In contrast, Akil described the brains of those people who had died with depression as being “low on fertilizer.” That is, they showed less cell growth, less production of new neurons, more abnormalities in cell shape, and more cell death. Akil said that by the time someone is severely ill, the pathology is all over the brain. The changes Akil saw in the brains of people who were depressed are also consistent with data indicating that several neuroprotective factors, including BDNF and VEG-F, are low in the frontal cortex and the hippocampus of depressed people (while BDNF is high in the nucleus accumbens).
Low Oxytocin Linked to Depression in Moms
At a panel at the 2015 meeting of the Society of Biological Psychiatry, researcher Andrea Gonzales described her team’s study of mechanisms related to postpartum depression and the bonding hormone oxytocin. In the study of 26 women at eight months postpartum, the team examined whether there were connections between a mother’s levels of oxytocin at baseline and after interacting with her child, her mood symptoms, and whether she was mistreated in childhood.
Those women who scored low on a history of maltreatment in childhood had bigger increases in oxytocin in their blood and saliva after interacting with their children. Those with high trauma scores but low levels of depression also saw big boosts in oxytocin after seeing their children. Those women who had both a history of trauma in childhood and current depressive symptoms did not get as big a boost of oxytocin after interacting with their children.

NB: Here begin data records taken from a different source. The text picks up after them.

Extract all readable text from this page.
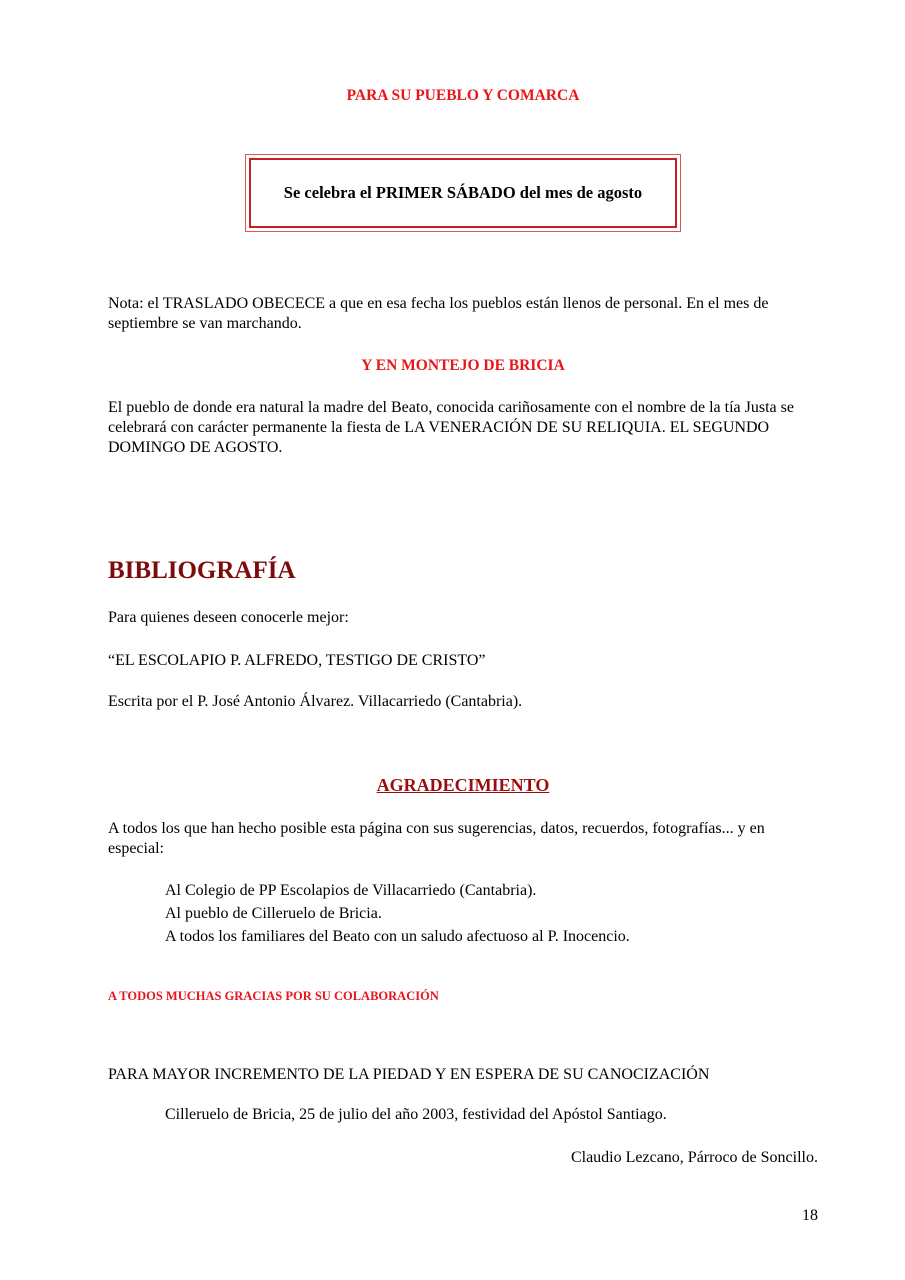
PARA SU PUEBLO Y COMARCA
Se celebra el PRIMER SÁBADO del mes de agosto
Nota: el TRASLADO OBECECE a que en esa fecha los pueblos están llenos de personal. En el mes de septiembre se van marchando.
Y EN MONTEJO DE BRICIA
El pueblo de donde era natural la madre del Beato, conocida cariñosamente con el nombre de la tía Justa se celebrará con carácter permanente la fiesta de LA VENERACIÓN DE SU RELIQUIA. EL SEGUNDO DOMINGO DE AGOSTO.
BIBLIOGRAFÍA
Para quienes deseen conocerle mejor:
“EL ESCOLAPIO P. ALFREDO, TESTIGO DE CRISTO”
Escrita por el P. José Antonio Álvarez. Villacarriedo (Cantabria).
AGRADECIMIENTO
A todos los que han hecho posible esta página con sus sugerencias, datos, recuerdos, fotografías... y en especial:
Al Colegio de PP Escolapios de Villacarriedo (Cantabria).
Al pueblo de Cilleruelo de Bricia.
A todos los familiares del Beato con un saludo afectuoso al P. Inocencio.
A TODOS MUCHAS GRACIAS POR SU COLABORACIÓN
PARA MAYOR INCREMENTO DE LA PIEDAD Y EN ESPERA DE SU CANOCIZACIÓN
Cilleruelo de Bricia, 25 de julio del año 2003, festividad del Apóstol Santiago.
Claudio Lezcano, Párroco de Soncillo.
18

Gonzales and colleagues concluded that postpartum depression is linked to dysregulation of oxytocin levels, and that a history of trauma in the mother’s childhood can make this worse.

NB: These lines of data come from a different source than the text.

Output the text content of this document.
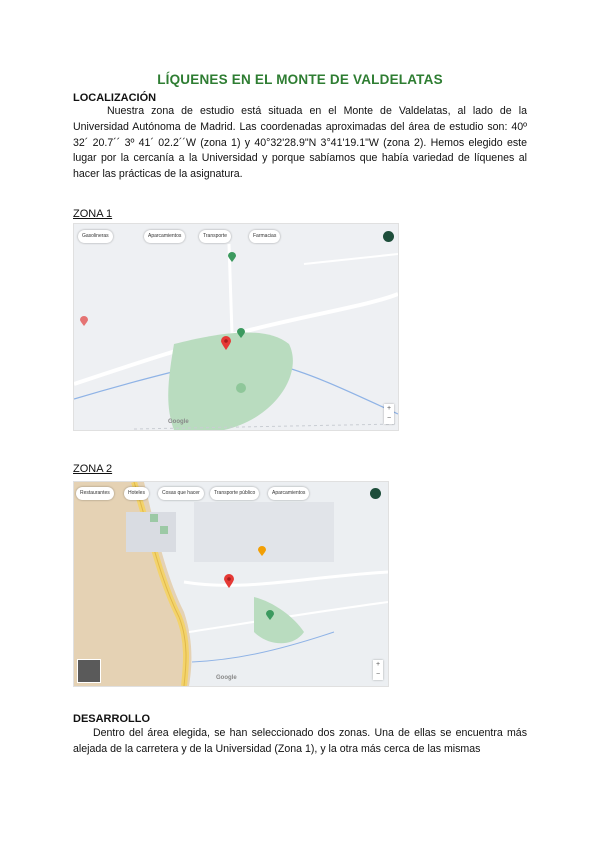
LÍQUENES EN EL MONTE DE VALDELATAS
LOCALIZACIÓN

Nuestra zona de estudio está situada en el Monte de Valdelatas, al lado de la Universidad Autónoma de Madrid. Las coordenadas aproximadas del área de estudio son: 40º 32´ 20.7´´ 3º 41´ 02.2´´W (zona 1) y 40°32'28.9"N 3°41'19.1"W (zona 2). Hemos elegido este lugar por la cercanía a la Universidad y porque sabíamos que había variedad de líquenes al hacer las prácticas de la asignatura.

ZONA 1
Gasolineras	Aparcamientos	Transporte	Farmacias
Google
+
−
ZONA 2
Restaurantes	Hoteles	Cosas que hacer	Transporte público	Aparcamientos
Google
+
−
DESARROLLO

Dentro del área elegida, se han seleccionado dos zonas. Una de ellas se encuentra más alejada de la carretera y de la Universidad (Zona 1), y la otra más cerca de las mismas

The researchers hope that these findings may make it easier to identify which women are at risk for postpartum depression, and that they may point to possible treatments in the future.
Postpartum depression is a problem for about 13% of mothers in the year after they give birth, and mother-child bonding may be disturbed if a mother is depressed. One way to foster better bonding between a depressed mother and her newborn is to use video feedback. A mother views video of herself interacting with her child while a trained professional helps her identify opportunities for greater physical contact.